Find to cause of it running rich, and fix it. The 9th injector is for fuel enrichment for cold starts. If there is something wrong with tahe system, it could be the cause, among many others.
Thanks CFI-EFI nice to hear from you again.
Where should I look to find the cause of running rich?
What are the most common things that I should look at first?
thanks
There are many, many, possible causes. Without following the trouble shooting charts in your Helms, you are shooting in the dark. The book approaches it systematically, in order of likelihood.
Okay, that is what I will do.
I have the Haynes book, do you reccommend getting the Helms or will the Haynes walk me through the same stuff?
Thanks again
Occasionally I find the Haynes is easier to use since it has an index but the Helms is the bible for R&R.
Use the ECM's field test mode (described on my site) to see if it goes into closed loop and stays there when you raise the idle. If so your O2 sensor & coolant temp sensor are ok. If the coolant temp sensor is defective the ECM might enrichen the mixture too much before it goes into closed loop mode.
Put a gauge onto the Schraeder, prime the fuel rail and monitor how fast pressure bleeds off. Also check static resistance of the injectors when warm; they all should read around 16Ohms.
You can monitor power to the cold start injector with a DMM to see if the circuit is working properly.
If you are using a little oil and getting some blue smoke on start up, replace the valve seals and use new keepers. This job is a little tedious but not realy difficult. My local Chevy dealer had a complete set of upper & lower seals for int & exhaust for around $50 US.
If you install the AFPR be sure to first measure stock fuel pressure at idle with the vacuum hose disconnected. Then you have a starting point with the AFPR. An AFPR won't cure a rich condition; it's purpose it to add fuel at WOT. The ECM uses feedback from the O2 sensor to set A/F at idle and part throttle.
lot's of good info thank you.
The valve seals job sounds a little over my head.
Most likely because I don't even know where they are on the motor.
I have a fuel pressure guage so that I can handle.
The o2 sensor is new so it shouldn't be the problem.
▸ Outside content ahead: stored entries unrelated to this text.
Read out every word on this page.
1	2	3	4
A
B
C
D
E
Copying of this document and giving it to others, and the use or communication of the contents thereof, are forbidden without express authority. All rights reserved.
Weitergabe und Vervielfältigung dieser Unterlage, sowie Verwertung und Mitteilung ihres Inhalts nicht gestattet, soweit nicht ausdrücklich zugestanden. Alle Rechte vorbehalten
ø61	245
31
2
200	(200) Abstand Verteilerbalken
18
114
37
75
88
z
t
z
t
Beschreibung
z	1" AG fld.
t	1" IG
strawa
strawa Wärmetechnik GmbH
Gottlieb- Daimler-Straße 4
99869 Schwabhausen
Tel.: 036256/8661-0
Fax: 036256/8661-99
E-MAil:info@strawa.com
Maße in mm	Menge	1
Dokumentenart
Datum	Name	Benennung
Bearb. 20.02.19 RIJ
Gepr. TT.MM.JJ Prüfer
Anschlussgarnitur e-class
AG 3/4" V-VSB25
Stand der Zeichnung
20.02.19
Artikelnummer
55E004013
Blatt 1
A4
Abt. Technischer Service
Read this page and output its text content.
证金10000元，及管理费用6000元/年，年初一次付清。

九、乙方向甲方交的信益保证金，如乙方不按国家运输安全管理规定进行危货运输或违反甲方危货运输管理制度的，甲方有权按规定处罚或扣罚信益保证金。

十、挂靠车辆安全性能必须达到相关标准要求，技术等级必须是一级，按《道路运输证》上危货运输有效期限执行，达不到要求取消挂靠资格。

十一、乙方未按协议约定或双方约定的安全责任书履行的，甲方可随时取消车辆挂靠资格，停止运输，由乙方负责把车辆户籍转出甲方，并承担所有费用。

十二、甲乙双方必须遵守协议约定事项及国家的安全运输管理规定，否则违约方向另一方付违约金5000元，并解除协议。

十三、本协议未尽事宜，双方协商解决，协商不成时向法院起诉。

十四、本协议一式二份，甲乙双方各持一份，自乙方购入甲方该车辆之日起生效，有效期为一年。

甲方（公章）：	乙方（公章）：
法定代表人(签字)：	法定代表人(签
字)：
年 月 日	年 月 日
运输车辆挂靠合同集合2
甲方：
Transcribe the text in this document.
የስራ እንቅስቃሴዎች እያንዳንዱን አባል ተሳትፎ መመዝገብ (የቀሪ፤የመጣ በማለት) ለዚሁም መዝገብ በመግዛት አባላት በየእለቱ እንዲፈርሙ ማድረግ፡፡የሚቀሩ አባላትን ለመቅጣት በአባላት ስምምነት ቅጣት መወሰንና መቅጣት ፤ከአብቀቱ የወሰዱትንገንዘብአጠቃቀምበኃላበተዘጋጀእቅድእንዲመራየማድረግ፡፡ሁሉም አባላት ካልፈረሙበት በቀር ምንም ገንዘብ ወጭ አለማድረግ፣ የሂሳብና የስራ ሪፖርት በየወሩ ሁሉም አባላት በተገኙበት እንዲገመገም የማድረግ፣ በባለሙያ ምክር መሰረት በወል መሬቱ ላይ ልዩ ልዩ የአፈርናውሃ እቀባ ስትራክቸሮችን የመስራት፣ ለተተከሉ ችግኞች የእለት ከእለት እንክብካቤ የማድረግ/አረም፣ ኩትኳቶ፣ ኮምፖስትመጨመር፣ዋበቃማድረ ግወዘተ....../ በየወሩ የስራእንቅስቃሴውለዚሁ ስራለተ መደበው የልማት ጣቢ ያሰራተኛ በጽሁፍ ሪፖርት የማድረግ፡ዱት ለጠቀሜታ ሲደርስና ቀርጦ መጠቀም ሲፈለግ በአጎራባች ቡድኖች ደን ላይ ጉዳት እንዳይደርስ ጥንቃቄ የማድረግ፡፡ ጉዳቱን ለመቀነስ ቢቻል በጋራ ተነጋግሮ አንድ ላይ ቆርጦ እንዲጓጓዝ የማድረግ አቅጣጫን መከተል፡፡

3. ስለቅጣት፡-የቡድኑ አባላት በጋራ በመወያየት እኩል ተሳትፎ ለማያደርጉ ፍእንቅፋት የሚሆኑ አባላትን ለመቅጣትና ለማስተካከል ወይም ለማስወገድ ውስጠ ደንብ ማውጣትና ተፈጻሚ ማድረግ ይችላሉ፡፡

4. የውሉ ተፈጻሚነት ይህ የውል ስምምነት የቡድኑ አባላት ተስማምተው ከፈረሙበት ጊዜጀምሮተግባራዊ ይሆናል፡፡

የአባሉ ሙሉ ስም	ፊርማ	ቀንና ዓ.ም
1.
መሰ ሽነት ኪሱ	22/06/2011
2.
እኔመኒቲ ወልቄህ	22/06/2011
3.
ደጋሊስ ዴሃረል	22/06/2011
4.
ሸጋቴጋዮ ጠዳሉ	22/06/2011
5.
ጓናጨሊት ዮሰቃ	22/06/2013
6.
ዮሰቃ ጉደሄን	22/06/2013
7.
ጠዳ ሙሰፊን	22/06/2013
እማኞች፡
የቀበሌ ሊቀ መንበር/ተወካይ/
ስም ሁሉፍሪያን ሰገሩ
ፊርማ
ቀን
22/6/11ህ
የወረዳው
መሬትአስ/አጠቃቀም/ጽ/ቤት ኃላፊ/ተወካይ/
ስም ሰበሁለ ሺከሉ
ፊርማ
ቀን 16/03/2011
I plan on keeping the car for a while so it sounds like the Helms would be a good investment.
I want to see what happens when the car is started once warm.
This should also give me some indication as to weather the cold start is working, wouldn't it?
The 9th is located between the dri side plemun tubes,... down low. (Follow the pipe off the back of the dri side fuel rail.) Unplug it, (2 wires, 1 conn), and see if it will start cold. It may stumble a bit, depending on the temp. What color is the smoke?
Okay, that is what I will do.
I have the Haynes book, do you reccommend getting the Helms or will the Haynes walk me through the same stuff?
Thanks again
The Haynes is OK for how to remove and replace parts, but I don't think there is any substitute for the Helms, for explaining HOW systems operate and for providing trouble shooting charts. If you do ALL the tests for a given problem, AND test the components, called out in the Helms, you can save a lot of money by NOT replacing GOOD parts. You can order a Helms, here. By the way, Helms prints the Factory Service Manual, for Chevrolet. THAT is what they are selling on that site.
I went to the Helms site and saw that the book is $75.00.
Was I looking at the right book?
This seems a little pricey to me, I might ask for it for Christmas.
The needless replacement of ONE unnecessary part, or a trip to the repair shop for a problem YOU couldn't track can EASILY exceed the cost of the book. A Helms, a DVOM, and a little patience can save you a small fortune.
You can on occasion find a used Helms here or on Ebay but yeah, they aren't cheap. I also got the second smaller electical diag. book at the same time. That one has saved some time more than once to diagnose circuits.